In the case of Dalí it was probably a meaningless remark, since almost everything he ever said was; whenever he got past the point of "Please pass the butter" or "That will cost you a great deal of money," he generally gave up any pretense of trying to communicate with other people.
But Tolkien was, in his choleric way, giving voice to his deepest convictions regarding the ideal form of human society—albeit fleeting voice. The text of his sole anarcho-monarchist manifesto, such as it is, comes from a letter he wrote to his son Christopher in 1943 (forgive me for quoting at such length):
My political opinions lean more and more to Anarchy (philosophically understood, meaning the abolition of control not whiskered men with bombs)—or to 'unconstitutional' Monarchy. I would arrest anybody who uses the word State (in any sense other than the inanimate real of England and its inhabitants, a thing that has neither power, rights nor mind); and after a chance of recantation, execute them if they remained obstinate! If we could go back to personal names, it would do a lot of good. Government is an abstract noun meaning the art and process of governing and it should be an offence to write it with a capital G or so to refer to people. . . .

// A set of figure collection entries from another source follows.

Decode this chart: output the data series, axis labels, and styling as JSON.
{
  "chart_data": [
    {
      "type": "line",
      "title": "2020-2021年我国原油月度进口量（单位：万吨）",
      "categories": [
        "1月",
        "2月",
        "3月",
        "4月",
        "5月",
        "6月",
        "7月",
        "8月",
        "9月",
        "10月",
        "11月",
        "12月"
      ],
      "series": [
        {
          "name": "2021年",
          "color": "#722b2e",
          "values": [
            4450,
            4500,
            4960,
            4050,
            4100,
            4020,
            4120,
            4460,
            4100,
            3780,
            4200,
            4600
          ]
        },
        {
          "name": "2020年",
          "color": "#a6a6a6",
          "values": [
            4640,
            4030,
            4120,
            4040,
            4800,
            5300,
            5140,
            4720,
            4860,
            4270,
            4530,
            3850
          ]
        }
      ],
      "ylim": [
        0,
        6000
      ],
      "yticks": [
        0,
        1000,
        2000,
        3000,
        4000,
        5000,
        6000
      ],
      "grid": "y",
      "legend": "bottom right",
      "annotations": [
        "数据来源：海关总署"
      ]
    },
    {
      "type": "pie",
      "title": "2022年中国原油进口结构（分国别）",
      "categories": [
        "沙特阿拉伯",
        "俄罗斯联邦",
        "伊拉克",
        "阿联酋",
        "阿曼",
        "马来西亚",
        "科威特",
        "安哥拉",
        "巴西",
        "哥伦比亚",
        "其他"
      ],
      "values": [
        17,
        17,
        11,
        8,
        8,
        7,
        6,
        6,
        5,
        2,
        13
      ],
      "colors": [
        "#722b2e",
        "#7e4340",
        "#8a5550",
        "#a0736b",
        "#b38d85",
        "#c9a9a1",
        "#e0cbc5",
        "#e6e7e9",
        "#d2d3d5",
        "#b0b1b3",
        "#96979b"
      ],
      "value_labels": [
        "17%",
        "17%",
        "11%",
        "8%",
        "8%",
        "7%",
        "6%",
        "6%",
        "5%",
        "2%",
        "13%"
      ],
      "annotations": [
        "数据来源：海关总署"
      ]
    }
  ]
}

And anyway, he continues, "the proper study of Man is anything but Man; and the most improper job of any man, even saints (who at any rate were at least unwilling to take it on), is bossing other men":
Not one in a million is fit for it, and least of all those who seek the opportunity. At least it is done only to a small group of men who know who their master is. The mediaevals were only too right in taking nolo episcopari as the best reason a man could give to others for making him a bishop. Grant me a king whose chief interest in life is stamps, railways, or race-horses; and who has the power to sack his Vizier (or whatever you dare call him) if he does not like the cut of his trousers. And so on down the line. But, of course, the fatal weakness of all that—after all only the fatal weakness of all good natural things in a bad corrupt unnatural world—is that it works and has only worked when all the world is messing along in the same good old inefficient human way. . . . There is only one bright spot and that is the growing habit of disgruntled men of dynamiting factories and power-stations; I hope that, encouraged now as 'patriotism', may remain a habit! But it won't do any good, if it is not universal.